What novel research questions could be addressed through comparative studies of RPS4Y1 and RPS4Y2?

Comparative studies of RPS4Y1 and RPS4Y2 present exciting opportunities to explore ribosomal protein specialization and evolution. Key research questions include: (1) How do the tissue-specific expression patterns of these paralogs (RPS4Y1 being ubiquitous versus RPS4Y2 being testis-specific) relate to functional specialization? (2) What structural adaptations in RPS4Y2 resulted from the positive selection identified in the human lineage, and how do these affect function? (3) Do ribosomes containing different RPS4 paralogs exhibit specialized translational properties for distinct mRNA subsets? To address these questions, researchers should develop paralog-specific antibodies and CRISPR knockout strategies to distinguish their individual contributions in cellular contexts.

Particularly promising approaches include ribosome profiling of cells expressing only RPS4Y1 versus RPS4Y2, structural studies comparing ribosome conformations with each paralog, and evolutionary analyses tracking selection pressures across primate lineages. The recent discovery of positive selection acting on RPS4Y2 represents the first evidence of positive selection on a ribosomal protein gene , suggesting that comparative functional studies may reveal unexpected specialized roles beyond the canonical function in translation. Understanding the evolutionary forces driving paralog diversification could provide broader insights into how ribosomal proteins adapt to sex-specific or tissue-specific translational environments.

How can integrative multi-omics approaches advance RPS4Y1 research in evolutionary and disease contexts?

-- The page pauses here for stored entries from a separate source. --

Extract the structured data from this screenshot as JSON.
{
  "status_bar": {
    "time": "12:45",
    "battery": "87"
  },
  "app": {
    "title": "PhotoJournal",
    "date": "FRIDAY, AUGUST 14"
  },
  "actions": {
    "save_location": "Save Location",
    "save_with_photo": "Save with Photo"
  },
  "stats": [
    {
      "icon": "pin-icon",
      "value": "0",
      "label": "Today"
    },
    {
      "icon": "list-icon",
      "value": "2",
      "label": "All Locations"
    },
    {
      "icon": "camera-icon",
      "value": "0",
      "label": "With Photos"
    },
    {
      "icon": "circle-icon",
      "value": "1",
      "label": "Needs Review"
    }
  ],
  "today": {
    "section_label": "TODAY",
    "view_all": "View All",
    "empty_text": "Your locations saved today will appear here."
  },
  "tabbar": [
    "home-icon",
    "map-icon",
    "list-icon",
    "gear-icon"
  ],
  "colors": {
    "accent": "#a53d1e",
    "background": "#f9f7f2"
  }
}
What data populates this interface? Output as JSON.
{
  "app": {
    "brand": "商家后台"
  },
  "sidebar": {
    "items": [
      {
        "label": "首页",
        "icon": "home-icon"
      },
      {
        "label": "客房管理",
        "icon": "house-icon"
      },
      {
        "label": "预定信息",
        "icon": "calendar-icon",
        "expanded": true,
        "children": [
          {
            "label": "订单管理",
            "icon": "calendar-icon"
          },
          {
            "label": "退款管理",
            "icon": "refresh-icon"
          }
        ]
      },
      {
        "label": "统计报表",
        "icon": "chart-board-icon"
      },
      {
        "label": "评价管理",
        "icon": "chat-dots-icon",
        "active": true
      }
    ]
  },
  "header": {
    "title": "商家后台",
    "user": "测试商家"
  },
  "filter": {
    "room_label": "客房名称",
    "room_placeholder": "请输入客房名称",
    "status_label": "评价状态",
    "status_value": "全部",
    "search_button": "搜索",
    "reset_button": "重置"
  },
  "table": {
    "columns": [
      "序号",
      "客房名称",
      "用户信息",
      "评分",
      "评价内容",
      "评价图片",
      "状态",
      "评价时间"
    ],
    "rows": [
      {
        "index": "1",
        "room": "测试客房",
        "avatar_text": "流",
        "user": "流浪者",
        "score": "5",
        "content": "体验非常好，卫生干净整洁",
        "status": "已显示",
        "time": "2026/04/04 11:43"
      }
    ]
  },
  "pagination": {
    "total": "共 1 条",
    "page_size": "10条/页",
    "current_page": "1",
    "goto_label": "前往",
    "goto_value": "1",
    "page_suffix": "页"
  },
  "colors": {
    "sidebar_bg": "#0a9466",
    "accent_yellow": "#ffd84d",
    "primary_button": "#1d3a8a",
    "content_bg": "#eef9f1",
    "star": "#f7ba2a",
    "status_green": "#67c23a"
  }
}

Integrative multi-omics approaches can significantly advance RPS4Y1 research by connecting molecular function to broader biological impacts. In evolutionary contexts, researchers should combine genomic analyses of selection pressure with transcriptomics and proteomics to track how RPS4Y1 sequence changes correlate with species-specific gene expression patterns . This could reveal whether increased substitution rates in great ape RPS4Y1 influence translation of specific mRNA classes. For disease research, particularly preeclampsia where RPS4Y1 upregulation affects trophoblast function , multi-omics strategies should integrate:

• Transcriptomics: RNA-seq of normal versus preeclamptic placentas to identify differentially expressed genes

• Translatome analysis: Ribosome profiling to detect RPS4Y1-dependent changes in translation efficiency

• Proteomics: Quantitative protein analysis to confirm translational impacts

• Epigenomics: Chromatin accessibility and modification studies to understand RPS4Y1 regulation

• Metabolomics: Metabolite profiling to connect RPS4Y1 activity to cellular physiology

This integrated approach would provide a systems-level understanding of how RPS4Y1 dysregulation propagates through cellular networks in disease states. For example, the connection between RPS4Y1 and the STAT3/epithelial-mesenchymal transition pathway in preeclampsia could be expanded to identify additional signaling nodes and potential therapeutic targets. In evolutionary studies, comparative multi-omics across primate species would help explain why RPS4Y genes have been retained despite the presence of the functionally equivalent RPS4X, potentially revealing subtle specializations that conventional approaches have missed.